自由律俳句になりそうな、ならなそうな何かを綴ってみる。物置のような実験室。

完膚なきまでの駄文:叶えられない読書リスト

2017-02-03 23:23:35 | 文もどき
ボストン・テランの[音もなく少女は]で印象的だったのは、愛と子宮を失ってなお両足を踏みしめて立つ女性だ。
ベルンハルト・シュタイナーの[朗読者]のヒロインもまた過酷な運命に翻弄されながらも人生を諦めない。
このふたつの小説の世界線が、ほぼ同時期であろうことに気づいたのは最近のことだ。しかも、どちらも大戦をくぐり抜けたドイツ女性である。
閑話休題。
いわゆるヴァイオレンス小説を初めて読んだのが前述のテランである。ある作家の読書リストをなぞるという遊びに興じていた頃のことだ。
暴力的な男がいて、それに耐える女がいる。主人公はもちろん、彼女を支えるドイツ女性も過酷な暴力が支配する世界に身を置き、不屈の精神を持って抗い、自らも暴力の側に身を投じ、ついに安寧と呼べるものを獲得する。闘う女の小説世界における男はおしなべて暴力の暗喩である。
暴力は振るう側と受ける側があって初めて成り立つ。主人公の母親は、完全なる受ける側として描かれている。我が子と我が身を暴力から遠ざけるために健気に立ち働き、いよいよ暴力に立ち向かわんとして絶命する。一方的な暴力の犠牲者なのだ。何の理由もなく。

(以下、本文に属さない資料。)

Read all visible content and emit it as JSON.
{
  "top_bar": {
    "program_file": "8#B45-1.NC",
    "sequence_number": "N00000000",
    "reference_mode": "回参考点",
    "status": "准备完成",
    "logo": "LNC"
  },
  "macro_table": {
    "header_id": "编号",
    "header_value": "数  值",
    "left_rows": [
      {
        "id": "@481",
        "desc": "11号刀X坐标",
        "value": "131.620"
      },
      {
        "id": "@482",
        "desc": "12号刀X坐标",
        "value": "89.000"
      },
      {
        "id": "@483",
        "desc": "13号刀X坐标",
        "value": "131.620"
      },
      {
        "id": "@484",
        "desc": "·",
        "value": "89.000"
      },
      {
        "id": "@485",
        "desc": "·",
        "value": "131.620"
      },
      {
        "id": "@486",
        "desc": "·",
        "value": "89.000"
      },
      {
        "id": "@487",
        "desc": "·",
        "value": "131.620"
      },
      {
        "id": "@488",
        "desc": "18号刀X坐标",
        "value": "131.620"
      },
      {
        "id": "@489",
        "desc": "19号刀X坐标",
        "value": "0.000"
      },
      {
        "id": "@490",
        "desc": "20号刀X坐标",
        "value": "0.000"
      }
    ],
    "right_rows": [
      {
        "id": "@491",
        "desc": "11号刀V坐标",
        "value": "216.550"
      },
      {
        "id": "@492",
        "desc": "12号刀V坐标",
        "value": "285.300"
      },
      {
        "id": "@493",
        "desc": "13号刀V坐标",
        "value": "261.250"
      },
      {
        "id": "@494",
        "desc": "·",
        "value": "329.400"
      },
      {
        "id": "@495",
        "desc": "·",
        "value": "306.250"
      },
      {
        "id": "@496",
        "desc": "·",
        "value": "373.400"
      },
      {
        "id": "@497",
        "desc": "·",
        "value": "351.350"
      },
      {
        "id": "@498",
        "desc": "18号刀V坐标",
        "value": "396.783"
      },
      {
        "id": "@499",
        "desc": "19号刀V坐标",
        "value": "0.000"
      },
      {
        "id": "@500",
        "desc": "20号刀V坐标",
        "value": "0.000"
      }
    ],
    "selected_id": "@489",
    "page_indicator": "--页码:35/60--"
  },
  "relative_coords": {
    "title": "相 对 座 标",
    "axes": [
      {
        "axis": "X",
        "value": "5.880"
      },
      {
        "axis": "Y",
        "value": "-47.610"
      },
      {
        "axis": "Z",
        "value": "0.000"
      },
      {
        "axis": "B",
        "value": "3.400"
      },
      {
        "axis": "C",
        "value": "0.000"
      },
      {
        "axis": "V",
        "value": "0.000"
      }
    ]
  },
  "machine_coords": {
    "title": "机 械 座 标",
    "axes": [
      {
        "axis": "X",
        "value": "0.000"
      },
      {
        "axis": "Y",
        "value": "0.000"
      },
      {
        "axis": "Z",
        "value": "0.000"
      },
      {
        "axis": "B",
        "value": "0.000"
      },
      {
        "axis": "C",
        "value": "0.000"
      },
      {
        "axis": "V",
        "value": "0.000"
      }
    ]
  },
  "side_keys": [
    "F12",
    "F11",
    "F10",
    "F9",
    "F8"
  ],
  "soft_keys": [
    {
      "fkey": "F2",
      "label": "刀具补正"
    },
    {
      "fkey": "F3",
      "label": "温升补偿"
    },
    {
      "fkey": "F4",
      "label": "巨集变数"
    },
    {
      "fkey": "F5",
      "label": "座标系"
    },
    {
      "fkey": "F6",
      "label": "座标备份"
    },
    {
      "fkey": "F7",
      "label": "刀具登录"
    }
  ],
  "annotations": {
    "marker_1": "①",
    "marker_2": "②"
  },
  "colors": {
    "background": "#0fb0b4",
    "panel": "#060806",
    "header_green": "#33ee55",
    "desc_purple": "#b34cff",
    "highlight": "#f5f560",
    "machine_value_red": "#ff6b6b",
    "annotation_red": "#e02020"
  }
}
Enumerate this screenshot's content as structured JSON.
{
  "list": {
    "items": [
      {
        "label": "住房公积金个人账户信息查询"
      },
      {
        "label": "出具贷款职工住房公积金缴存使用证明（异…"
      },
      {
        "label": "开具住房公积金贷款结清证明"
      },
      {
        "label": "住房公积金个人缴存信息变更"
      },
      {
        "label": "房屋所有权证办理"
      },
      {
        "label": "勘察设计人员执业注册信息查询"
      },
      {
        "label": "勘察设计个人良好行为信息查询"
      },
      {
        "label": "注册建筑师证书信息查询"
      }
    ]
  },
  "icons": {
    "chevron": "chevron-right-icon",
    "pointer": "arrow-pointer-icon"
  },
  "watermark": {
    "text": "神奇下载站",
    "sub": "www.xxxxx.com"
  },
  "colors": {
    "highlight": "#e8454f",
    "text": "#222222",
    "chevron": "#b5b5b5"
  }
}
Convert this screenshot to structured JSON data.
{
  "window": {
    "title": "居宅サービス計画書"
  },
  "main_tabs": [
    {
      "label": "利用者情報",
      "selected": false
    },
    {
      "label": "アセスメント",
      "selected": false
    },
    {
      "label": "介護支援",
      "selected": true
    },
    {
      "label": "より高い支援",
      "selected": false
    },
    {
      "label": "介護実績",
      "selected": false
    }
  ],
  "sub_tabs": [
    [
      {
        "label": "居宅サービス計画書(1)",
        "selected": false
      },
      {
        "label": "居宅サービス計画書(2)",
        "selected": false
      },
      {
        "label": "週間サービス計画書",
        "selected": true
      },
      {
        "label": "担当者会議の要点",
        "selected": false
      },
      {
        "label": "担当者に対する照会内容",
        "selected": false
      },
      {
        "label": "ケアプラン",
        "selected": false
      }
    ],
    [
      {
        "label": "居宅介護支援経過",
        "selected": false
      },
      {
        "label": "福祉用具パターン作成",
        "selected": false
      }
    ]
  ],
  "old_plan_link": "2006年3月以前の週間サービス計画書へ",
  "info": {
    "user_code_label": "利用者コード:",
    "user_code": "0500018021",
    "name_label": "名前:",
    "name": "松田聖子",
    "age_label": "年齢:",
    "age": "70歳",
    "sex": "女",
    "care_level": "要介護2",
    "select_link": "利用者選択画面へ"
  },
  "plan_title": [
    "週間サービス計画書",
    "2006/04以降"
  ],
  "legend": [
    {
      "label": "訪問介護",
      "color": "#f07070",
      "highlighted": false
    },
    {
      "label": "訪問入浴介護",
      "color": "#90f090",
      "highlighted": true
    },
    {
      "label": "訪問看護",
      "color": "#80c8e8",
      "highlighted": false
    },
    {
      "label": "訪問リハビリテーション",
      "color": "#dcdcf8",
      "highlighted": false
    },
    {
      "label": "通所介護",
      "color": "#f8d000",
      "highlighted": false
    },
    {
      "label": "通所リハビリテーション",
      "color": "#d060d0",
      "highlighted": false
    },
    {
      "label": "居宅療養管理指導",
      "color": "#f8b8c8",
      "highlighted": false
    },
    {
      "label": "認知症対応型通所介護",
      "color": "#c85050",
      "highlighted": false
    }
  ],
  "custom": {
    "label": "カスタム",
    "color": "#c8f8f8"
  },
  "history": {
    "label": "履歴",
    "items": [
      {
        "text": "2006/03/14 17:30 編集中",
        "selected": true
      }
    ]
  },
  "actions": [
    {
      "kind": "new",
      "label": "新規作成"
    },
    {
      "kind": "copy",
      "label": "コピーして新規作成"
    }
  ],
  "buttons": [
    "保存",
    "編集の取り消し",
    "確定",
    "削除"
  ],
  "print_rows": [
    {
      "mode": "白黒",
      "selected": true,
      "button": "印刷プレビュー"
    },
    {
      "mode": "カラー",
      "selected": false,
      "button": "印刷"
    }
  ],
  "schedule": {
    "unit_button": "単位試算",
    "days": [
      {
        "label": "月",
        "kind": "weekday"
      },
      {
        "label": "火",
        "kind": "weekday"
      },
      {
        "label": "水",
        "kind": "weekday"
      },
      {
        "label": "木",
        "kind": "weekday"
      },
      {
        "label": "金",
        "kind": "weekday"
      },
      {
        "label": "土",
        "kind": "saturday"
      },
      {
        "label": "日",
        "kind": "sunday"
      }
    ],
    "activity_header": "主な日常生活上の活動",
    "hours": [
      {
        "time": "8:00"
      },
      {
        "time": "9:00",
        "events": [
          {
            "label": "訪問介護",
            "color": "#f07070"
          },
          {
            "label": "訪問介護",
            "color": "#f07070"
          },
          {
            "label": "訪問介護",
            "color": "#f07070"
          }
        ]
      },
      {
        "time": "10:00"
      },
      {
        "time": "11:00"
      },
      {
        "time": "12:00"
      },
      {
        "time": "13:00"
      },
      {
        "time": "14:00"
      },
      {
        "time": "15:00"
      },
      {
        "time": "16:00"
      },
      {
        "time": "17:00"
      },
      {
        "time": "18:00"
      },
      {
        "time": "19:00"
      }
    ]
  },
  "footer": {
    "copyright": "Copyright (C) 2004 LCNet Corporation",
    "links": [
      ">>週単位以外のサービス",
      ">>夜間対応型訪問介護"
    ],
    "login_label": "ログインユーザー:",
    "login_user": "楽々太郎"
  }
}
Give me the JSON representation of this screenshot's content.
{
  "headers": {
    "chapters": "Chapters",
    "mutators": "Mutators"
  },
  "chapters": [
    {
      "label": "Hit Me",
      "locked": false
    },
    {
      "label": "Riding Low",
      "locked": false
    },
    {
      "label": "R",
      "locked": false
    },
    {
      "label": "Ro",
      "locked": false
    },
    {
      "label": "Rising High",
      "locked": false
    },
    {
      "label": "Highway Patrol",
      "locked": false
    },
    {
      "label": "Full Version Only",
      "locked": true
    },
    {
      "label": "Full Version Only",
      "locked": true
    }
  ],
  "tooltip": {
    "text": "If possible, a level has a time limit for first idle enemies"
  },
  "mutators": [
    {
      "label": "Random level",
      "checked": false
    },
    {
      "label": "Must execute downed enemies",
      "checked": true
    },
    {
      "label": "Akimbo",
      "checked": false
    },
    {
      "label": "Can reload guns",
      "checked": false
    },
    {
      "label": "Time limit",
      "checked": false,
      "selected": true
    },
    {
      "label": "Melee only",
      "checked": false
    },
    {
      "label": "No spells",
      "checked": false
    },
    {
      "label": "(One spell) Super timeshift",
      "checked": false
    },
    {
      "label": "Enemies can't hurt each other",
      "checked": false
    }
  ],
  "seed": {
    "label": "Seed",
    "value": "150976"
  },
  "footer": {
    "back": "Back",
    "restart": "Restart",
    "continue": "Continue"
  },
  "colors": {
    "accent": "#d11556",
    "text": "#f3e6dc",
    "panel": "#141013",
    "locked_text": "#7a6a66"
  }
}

暴力は加速し、感染する。傍観はまた暴力たり得るのだ。
ケッチャムの[隣の家の少女]---これも少女だ!---は母親を中心に暴力の渦に飲み込まれてゆく様を描いたドラマである。語り手である少年もまた、引力によって暴力の側へと巻き込まれてゆく。その描写が秀逸であるが故にとにかく読後感の悪さに嘔吐するものらしい。どうしてこんな、かわいそうなことを。役割、または役回りというか、立ち位置によって思考が遷移するさまはスタンフォード監獄実験の結果に顕著である。人間誰しも利己的で理不尽、そして自分のことをいちばん自分が理解しがたい。
ソローキンは[青い脂][ロマン]というタイトルをかろうじて記憶している。あらすじは聞いたはずだが暴力と混沌に脳が蓋をした。ヤバイ、エグイ、読むんじゃなかった、らしい。小説という枠すら破壊せんばかりの、という書評を読む限りではヴァイオレンス小説に括って良いものかと思っている。
ハードボイルドやピカレスクとヴァイオレンスの違いについて。前者はメンツの世界であり双方拳を交えることさえ厭わないスタンスにあり、後者の関係性は圧倒的に一方通行であることをあげたい。ミステリとサスペンスとサイコが違うように、これらも異なる世界を内包している。
…御託はさておき、何を記述したかったのかと言えば。いま、なぜ、ヴァイオレンス小説に興味を持ったのかということ。もう少し自問を続けるつもりだが、おそらくは年齢、の気がしている。
少年期であれば確実にトラウマになるであろうし、青年期の潔癖は他人の自己矛盾をなど見向きもしない。小説よりも映画よりも幽霊狐狸妖怪の類よりも恐ろしいものを知っているのに、わざわざ虚構の暴力で内壁に傷をつけてどうするのだろうか。もしくは殴りつけたい衝動のあらわれか。
それとも、足を踏ん張って立っていることを確かめたいだけなのだろうか。テランの[少女]が私のポートレイトを撮影してくれたら、あきらかになるのかもしれないが。あるいは。
ヘウレーカ。
これって、要するに真冬のアイスクリームなのか。